Boeing también suspenderá los dividendos y continuará pausando los planes de recompra de acciones hasta nuevo aviso. La compañía había estos programas hace casi un año, tras la puesta en tierra del 737 MAX.

«Boeing está utilizando todos sus recursos para mantener las operaciones, respaldar a su fuerza laboral y clientes, y mantener la continuidad de la cadena de suministro durante la crisis COVID-19 y a largo plazo», anunció la compañía.

A principios de semana, el ex miembro de la junta directiva de Boeing, Nikki Haley, renunció después de estar en desacuerdo con la solicitud del fabricante de aviones de un paquete de ayuda gubernamental por $60 mil millones de dólares para la industria aeroespacial estadounidense, fondos que según la compañía ayudarán al sector a resistir la desaceleración económica por causa del coronavirus y proteger cerca de 2.5 millones de empleos.

La solicitud de ayuda se produjo el mismo día en que el presidente Donald Trump se comprometió a ayudar a Boeing y otras industrias relacionadas con los viajes, incluido el sector de las aerolíneas, que también solicitó un paquete de ayuda de desgravación fiscal, subvenciones y préstamos por un valor total de $58 mil millones de dólares.

Sin embargo, Trump dijo el pasado viernes que apoyará imponiendo restricciones de recompra de acciones a las empresas que reciban ayuda financiera como parte del paquete de recuperación del gobierno federal para hacer frente a la crisis por el COVID-19. Las aerolíneas y Boeing han sido criticadas por gastar miles de millones de dólares en la recompra de sus propias acciones durante los últimos años.

La constructora de los estados unidos ya se encontraba luchando por mantener estabilizadas sus operaciones y finanzas como resultado del impacto de la puesta en tierra del 737 MAX previo al brote de coronavirus.

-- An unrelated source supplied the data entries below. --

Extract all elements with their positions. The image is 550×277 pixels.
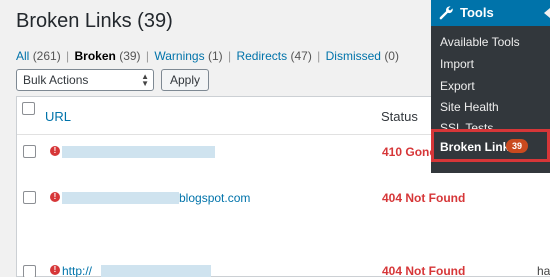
status-filters: All (261) | Broken (39) | Warnings (1) |… (16, 49, 399, 63)
filter-redirects-count: (47) (290, 49, 312, 63)
error-icon: ! (50, 192, 60, 202)
link-status: 410 Gone (382, 145, 437, 159)
filter-dismissed[interactable]: Dismissed (326, 49, 381, 63)
filter-broken[interactable]: Broken (75, 49, 116, 63)
row-checkbox[interactable] (23, 145, 36, 158)
filter-separator: | (227, 49, 232, 63)
apply-button[interactable]: Apply (161, 69, 209, 91)
link-status: 404 Not Found (382, 264, 466, 277)
redacted-url (62, 146, 215, 158)
page-title: Broken Links (39) (16, 10, 173, 32)
broken-links-count-badge: 39 (506, 139, 529, 153)
link-url[interactable]: blogspot.com (179, 191, 250, 205)
menu-item-export[interactable]: Export (440, 79, 475, 93)
wrench-icon (439, 6, 453, 20)
filter-separator: | (66, 49, 70, 63)
menu-item-site-health[interactable]: Site Health (440, 100, 499, 114)
link-url[interactable]: http:// (62, 264, 92, 277)
table-row: ! blogspot.com 404 Not Found (17, 180, 550, 225)
select-all-checkbox[interactable] (22, 102, 35, 115)
row-checkbox[interactable] (23, 191, 36, 204)
broken-links-label: Broken Links (440, 140, 517, 154)
filter-all-count: (261) (32, 49, 61, 63)
menu-tools-label: Tools (460, 5, 494, 20)
menu-item-import[interactable]: Import (440, 57, 474, 71)
menu-tools-header[interactable]: Tools (431, 0, 550, 26)
row-extra-text: hal (537, 264, 550, 277)
error-icon: ! (50, 146, 60, 156)
table-row: ! http:// 404 Not Found hal (17, 225, 550, 277)
column-status: Status (381, 109, 418, 124)
error-icon: ! (50, 265, 60, 275)
column-url[interactable]: URL (45, 109, 71, 124)
filter-warnings-count: (1) (207, 49, 223, 63)
bulk-actions-value: Bulk Actions (23, 73, 89, 87)
filter-warnings[interactable]: Warnings (154, 49, 204, 63)
menu-caret-icon (544, 8, 550, 18)
bulk-actions-select[interactable]: Bulk Actions ▲ ▼ (16, 69, 154, 91)
menu-item-broken-links[interactable]: Broken Links 39 (431, 129, 550, 162)
filter-broken-count: (39) (119, 49, 141, 63)
redacted-url (101, 265, 211, 277)
select-arrows-icon: ▲ ▼ (141, 72, 149, 88)
filter-dismissed-count: (0) (384, 49, 399, 63)
row-checkbox[interactable] (23, 265, 36, 277)
menu-item-available-tools[interactable]: Available Tools (440, 35, 520, 49)
link-status: 404 Not Found (382, 191, 466, 205)
filter-separator: | (145, 49, 150, 63)
filter-redirects[interactable]: Redirects (236, 49, 287, 63)
filter-all[interactable]: All (16, 49, 29, 63)
filter-separator: | (317, 49, 321, 63)
redacted-url (62, 192, 179, 204)
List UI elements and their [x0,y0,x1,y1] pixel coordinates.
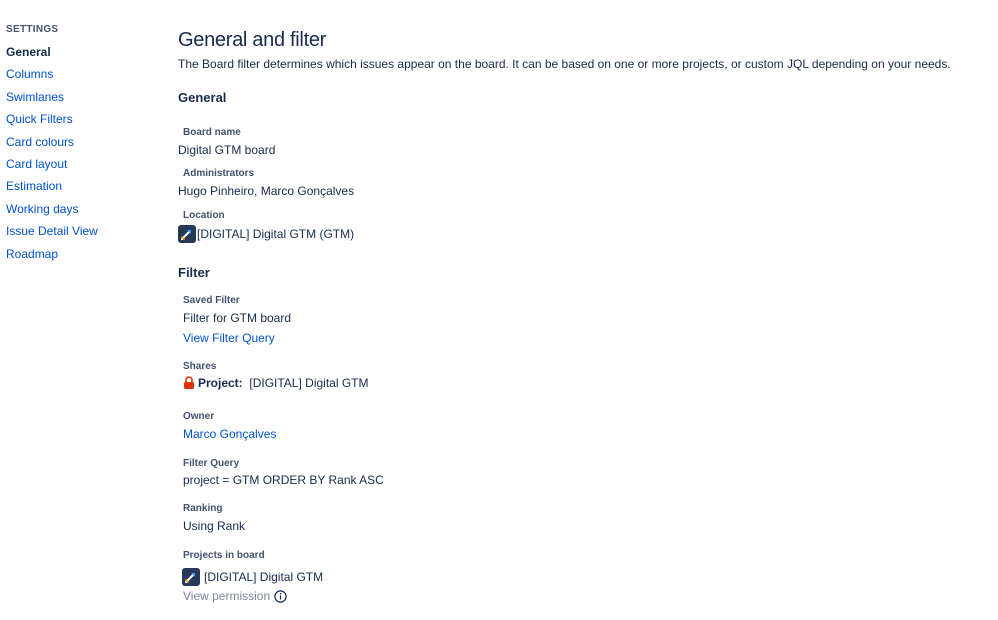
sidebar-heading: SETTINGS [6,24,59,35]
general-section-heading: General [178,90,227,105]
project-list-item: [DIGITAL] Digital GTM [182,568,323,586]
settings-sidebar: SETTINGS General Columns Swimlanes Quick… [6,24,156,265]
board-name-label: Board name [183,127,241,138]
saved-filter-label: Saved Filter [183,295,240,306]
shares-project: [DIGITAL] Digital GTM [249,376,369,390]
shares-type: Project: [198,376,243,390]
location-label: Location [183,210,225,221]
filter-section-heading: Filter [178,265,210,280]
sidebar-item-card-layout[interactable]: Card layout [6,153,156,175]
ranking-value: Using Rank [183,519,246,533]
location-value: [DIGITAL] Digital GTM (GTM) [178,225,354,243]
board-name-value: Digital GTM board [178,143,276,157]
owner-link[interactable]: Marco Gonçalves [183,427,276,441]
location-text: [DIGITAL] Digital GTM (GTM) [197,227,355,241]
sidebar-item-working-days[interactable]: Working days [6,198,156,220]
view-filter-query-link[interactable]: View Filter Query [183,331,275,345]
administrators-value: Hugo Pinheiro, Marco Gonçalves [178,184,355,198]
sidebar-item-estimation[interactable]: Estimation [6,175,156,197]
administrators-label: Administrators [183,168,255,179]
rocket-icon [182,568,200,586]
sidebar-item-swimlanes[interactable]: Swimlanes [6,86,156,108]
sidebar-item-issue-detail-view[interactable]: Issue Detail View [6,220,156,242]
owner-label: Owner [183,411,215,422]
sidebar-item-roadmap[interactable]: Roadmap [6,243,156,265]
sidebar-item-card-colours[interactable]: Card colours [6,131,156,153]
sidebar-item-columns[interactable]: Columns [6,63,156,85]
page-title: General and filter [178,29,327,51]
filter-query-label: Filter Query [183,458,240,469]
sidebar-item-quick-filters[interactable]: Quick Filters [6,108,156,130]
shares-value: Project: [DIGITAL] Digital GTM [183,376,369,390]
lock-icon [183,376,195,389]
sidebar-item-general[interactable]: General [6,41,156,63]
projects-in-board-label: Projects in board [183,550,265,561]
page-description: The Board filter determines which issues… [178,57,951,71]
main-content: General and filter The Board filter dete… [178,28,978,72]
rocket-icon [178,225,196,243]
project-name: [DIGITAL] Digital GTM [204,570,324,584]
view-permission-label: View permission [183,589,271,603]
info-icon[interactable] [274,590,287,606]
sidebar-nav: General Columns Swimlanes Quick Filters … [6,41,156,265]
filter-query-value: project = GTM ORDER BY Rank ASC [183,473,384,487]
view-permission-row: View permission [183,589,287,606]
shares-label: Shares [183,361,217,372]
ranking-label: Ranking [183,503,223,514]
saved-filter-value: Filter for GTM board [183,311,292,325]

Las prohibiciones de viajes y la disminución de la demanda han llevado a las aerolíneas a reducir vuelos, así como poner en tierra enormes porcentajes de sus flotas, ocasionado también que algunas difieran o cancelen pedidos previamente acordados. Se estima que esta tendencia crezca conforme avancen los impactos por la crisis que se vive a nivel mundial.